Markus: Ja, das war eine von dir und Freunden vom Verein St. Pauli organisierte Aktion, die sehr gelungen war. Wir sind damals in verschiedene Aufnahmestätten gefahren und haben mit den Menschen vor Ort Kontakt aufgenommen, Gespräche geführt, Tischtennis gespielt und sie auch zu uns in den Verein eingeladen. Gerappt habe ich glücklicherweise nur im Auto auf dem Heimweg, aber ein paar Beats konnte ich abspielen. Es war schön zu erleben, dass viele während des Tischtennisspiels Freude empfinden konnten und für eine Zeitlang ihre teils sehr heftigen Fluchterfahrungen und prekären Lebenssituationen in den Hintergrund rückten. Auch David, selbst Geflüchteter aus Afrika, war damals dabei. Er spielte bei uns im Verein und bei St. Pauli, hatte selbst eine bedrückende Fluchtgeschichte und engagierte sich sehr, über den Tischtennissport Brücken zu den Menschen zu bauen. Leider verstarb er einige Zeit später an den Folgen einer schweren Krankheit. Ich denke, es macht immer Sinn, den einzelnen Menschen im Kontext seiner jeweiligen Geschichte zu betrachten. Vielleicht ist man eines Tages selbst Geflüchteter und auf Hilfe angewiesen. Gerade in der heutigen Zeit ist es wichtig, über Frieden zu sprechen.

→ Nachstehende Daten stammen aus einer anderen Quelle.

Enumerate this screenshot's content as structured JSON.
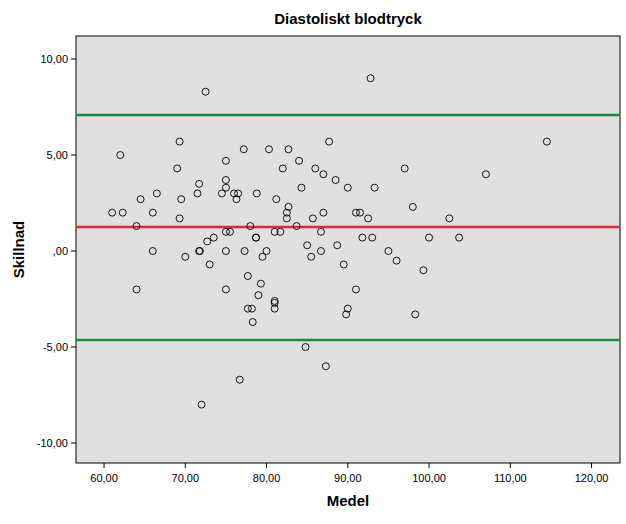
{
  "chart_data": {
    "type": "scatter",
    "title": "Diastoliskt blodtryck",
    "x_label": "Medel",
    "y_label": "Skillnad",
    "xlim": [
      56.55,
      123.5
    ],
    "ylim": [
      -11.04,
      11.2
    ],
    "xticks": [
      {
        "value": 60,
        "label": "60,00"
      },
      {
        "value": 70,
        "label": "70,00"
      },
      {
        "value": 80,
        "label": "80,00"
      },
      {
        "value": 90,
        "label": "90,00"
      },
      {
        "value": 100,
        "label": "100,00"
      },
      {
        "value": 110,
        "label": "110,00"
      },
      {
        "value": 120,
        "label": "120,00"
      }
    ],
    "yticks": [
      {
        "value": -10,
        "label": "-10,00"
      },
      {
        "value": -5,
        "label": "-5,00"
      },
      {
        "value": 0,
        "label": ",00"
      },
      {
        "value": 5,
        "label": "5,00"
      },
      {
        "value": 10,
        "label": "10,00"
      }
    ],
    "grid": false,
    "series": [
      {
        "color": "#000000",
        "marker": "open-circle",
        "x": [
          61,
          62,
          62.3,
          64,
          64,
          64.5,
          66,
          66,
          66.5,
          69,
          69.3,
          69.3,
          69.5,
          70,
          71.5,
          71.7,
          71.7,
          71.8,
          72,
          72.5,
          72.7,
          73,
          73.5,
          74.5,
          75,
          75,
          75,
          75,
          75,
          75,
          75.5,
          76,
          76.3,
          76.5,
          76.7,
          77.2,
          77.3,
          77.7,
          77.7,
          78,
          78.2,
          78.3,
          78.7,
          78.7,
          78.8,
          79,
          79.3,
          79.5,
          80,
          80.3,
          81,
          81,
          81,
          81,
          81.2,
          81.7,
          82,
          82.5,
          82.5,
          82.7,
          82.7,
          83.7,
          84,
          84.3,
          84.8,
          85,
          85.5,
          85.7,
          86,
          86.7,
          86.7,
          87,
          87,
          87.3,
          87.7,
          88.5,
          88.7,
          89.5,
          90,
          90,
          89.8,
          91,
          91,
          91.5,
          91.8,
          92.5,
          92.8,
          93,
          93.3,
          95,
          96,
          97,
          98,
          98.3,
          99.3,
          100,
          102.5,
          103.7,
          107,
          114.5
        ],
        "values": [
          2.0,
          5.0,
          2.0,
          1.3,
          -2.0,
          2.7,
          2.0,
          0.0,
          3.0,
          4.3,
          5.7,
          1.7,
          2.7,
          -0.3,
          3.0,
          3.5,
          0.0,
          0.0,
          -8.0,
          8.3,
          0.5,
          -0.7,
          0.7,
          3.0,
          4.7,
          3.3,
          3.7,
          1.0,
          0.0,
          -2.0,
          1.0,
          3.0,
          2.7,
          3.0,
          -6.7,
          5.3,
          0.0,
          -1.3,
          -3.0,
          1.3,
          -3.0,
          -3.7,
          0.7,
          0.7,
          3.0,
          -2.3,
          -1.7,
          -0.3,
          0.0,
          5.3,
          -2.7,
          -3.0,
          -2.6,
          1.0,
          2.7,
          1.0,
          4.3,
          1.7,
          2.0,
          5.3,
          2.3,
          1.3,
          4.7,
          3.3,
          -5.0,
          0.3,
          -0.3,
          1.7,
          4.3,
          0.0,
          1.0,
          4.0,
          2.0,
          -6.0,
          5.7,
          3.7,
          0.3,
          -0.7,
          3.3,
          -3.0,
          -3.3,
          2.0,
          -2.0,
          2.0,
          0.7,
          1.7,
          9.0,
          0.7,
          3.3,
          0.0,
          -0.5,
          4.3,
          2.3,
          -3.3,
          -1.0,
          0.7,
          1.7,
          0.7,
          4.0,
          5.7
        ]
      }
    ],
    "reference_lines": [
      {
        "value": 7.08,
        "color": "#1f8a3c"
      },
      {
        "value": 1.25,
        "color": "#e8282a"
      },
      {
        "value": -4.64,
        "color": "#1f8a3c"
      }
    ]
  }
}
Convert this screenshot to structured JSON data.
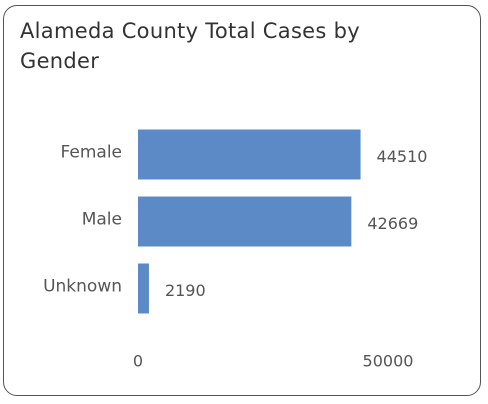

Ganz wichtig, stehst du noch immer noch auf Rap und Hip-Hop?
Markus: Ja, klar! Ich mache auch selbst noch Rapmusik. Mein letzter Song beschäftigt sich mit der Aufarbeitung der Coronazeit – ein Thema, das für mich und viele andere von großer Bedeutung ist. Menschen, die sich beispielsweise aus persönlichen Gründen gegen eine Impfung entschieden, wurden für eine lange Zeit vom öffentlichen Leben ausgegrenzt und hatten keine Möglichkeit mehr, an Kultur und Sport teilzuhaben Ich finde, es ist wichtig, dass wir offen über diese Zeit sprechen und einander zuhören.
Manche Spieler:innen wechseln ständig Belege und Hölzer. Was ist wichtiger: der/die Spieler:in oder der Schläger?
Markus: Meiner Meinung nach bringen ein paar zusätzliche Trainingseinheiten mehr, als sich ständig einen neuen Schläger zu holen. Aber natürlich spielt das Material auch eine wichtige Rolle.
Wie häufig erneuerst du deinen Schläger als „Antispieler“, und mit welchem Material spielst du gerade?
Markus: Ich spiele mit dem Appelgren Allplay Holz von Donic, auf der Rückhand den Yasaka Antipower und auf der Vorhand den Donic Bluefire. Nach einer Halbserie erneuere ich den Schläger.
Hast du einen Tipp für uns, wie man sich im Spiel verbessern kann?
Markus: Bewusst trainieren! In jeder Trainingseinheit ein spezifisches Ziel setzen und dieses konsequent verfolgen.
Last, but not least: dein augenblickliches Lebensmotto?
Markus: Dieses Motto gehört für mich zu den wichtigsten: Wenn du dich mal nicht entscheiden kannst, folge deinem Herzen.